From my own asset allocation perspective, I constantly think about orthogonality of returns when I consider a new investment, be it a stock, a fund, a piece of real estate, or some other asset.
The first step is to establish a comparison baseline against which orthogonality should be measured. As a retired hedge fund professional, I recognize that I have a certain skill set that gives me easy access to public stocks and futures markets, so I will consider my comparison baseline to be “liquid stock/futures exposures.” Therefore, in my search for assets that have orthogonal qualities to those baselines, I am generally looking for funds or assets that are driven by completely different factors and/or accessible by managers with completely different skill sets than mine.
Because my personal balance sheet also has high concentrations of residential real estate assets and energy private equity already, over the last four years I have allocated to areas that I think have a high degree of orthogonality to my existing exposures: direct loans, direct startups, venture capital funds, opportunistic real estate funds across multiple sectors and geographies, distressed/activist RMBS strategies, structured equity and secured lending financing platforms, multi-sleeve funds investing in everything from rural car washes to private equity to busted oil & gas financings, etc.
The idea isn’t so much to be mathematically precise about the exact asset class cross-correlations (which is often difficult/impossible to determine for new vehicles and/or less liquid funds and assets) as it is to really think about big picture, underlying drivers of asset returns and how they might be orthogonal to my comparison baselines.
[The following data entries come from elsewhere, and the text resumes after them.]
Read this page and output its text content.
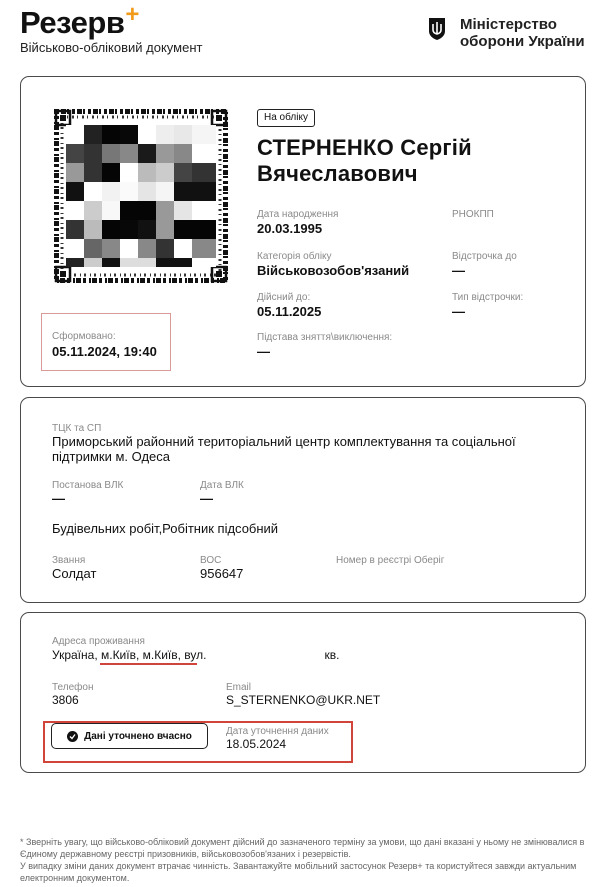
Резерв+
Військово-обліковий документ
Міністерство
оборони України
Сформовано:
05.11.2024, 19:40
На обліку
СТЕРНЕНКО Сергій
Вячеславович
Дата народження
20.03.1995
РНОКПП
Категорія обліку
Військовозобов'язаний
Відстрочка до
—
Дійсний до:
05.11.2025
Тип відстрочки:
—
Підстава зняття\виключення:
—
ТЦК та СП
Приморський районний територіальний центр комплектування та соціальної підтримки м. Одеса
Постанова ВЛК
—
Дата ВЛК
—
Будівельних робіт,Робітник підсобний
Звання
Солдат
ВОС
956647
Номер в реєстрі Оберіг
Адреса проживання
Україна, м.Київ, м.Київ, вул.	кв.
Телефон
3806
Email
S_STERNENKO@UKR.NET
Дані уточнено вчасно	Дата уточнення даних
18.05.2024
* Зверніть увагу, що військово-обліковий документ дійсний до зазначеного терміну за умови, що дані вказані у ньому не змінювалися в Єдиному державному реєстрі призовників, військовозобов'язаних і резервістів.
У випадку зміни даних документ втрачає чинність. Завантажуйте мобільний застосунок Резерв+ та користуйтеся завжди актуальним електронним документом.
I never want to give myself the illusion of precision when no such thing exists. As I always like to say, “I’d much rather be generally accurate than precisely wrong.”
The current confusing macroeconomic backdrop is one that I describe as a messy “macroeconomic pond,” criss-crossed by a myriad of ripples and counter-ripples that make it difficult to establish concentrated bets with high conviction:
The silver lining is that for the first time in decades, TINA (“There Is No Alternative”) has been replaced by her more attractive sister TIA (“There IS an Alternative”):


T-Bills are really not a bad place to park liquidity while hunting for the next Orthogonal Asset to your overall portfolio — especially when T-Bills themselves can be thought of as an orthogonal vector to most comparison baselines.
Re: Mental Models-Orthogonality & Portfolio Diversification.
Personally, been laddering 1 to 4m subject to
1. expectations of final hike month
2. no maturity during July-Sept (until get more info on debt ceiling). Perhaps in June will do 6m (well outside uncertainty of receiving principal of Tbill)
3. maturity date near
a) econ stats to Fed mtg date
b) new corporate bond issues' expected date of issue ... USD corp bonds short-term in EM/FM of 8.5%+ (double-digit% on private corp credit and even higher on real estate development)
4. commissions ... unfortunately % of investment related , so it's a larger % of total asset, the shorter the term ...thus been doing 2 to 4.5m maturities
Stats, algebra, stochastic calculus , yes know orthogonalization and risk diversification, though in a real local economy (vs public market) where activity observable, sometimes over-concentrate
Michael: great thinking all the time - thank you for sharing :)
One question - why would you lock in 6 mo T-Bills here vs stay even shorter duration to take advantage of the FFR continuing to increase? Why not be 2/3 mo T-Bills and keep laddering up vs lock into a 6 mo Bill?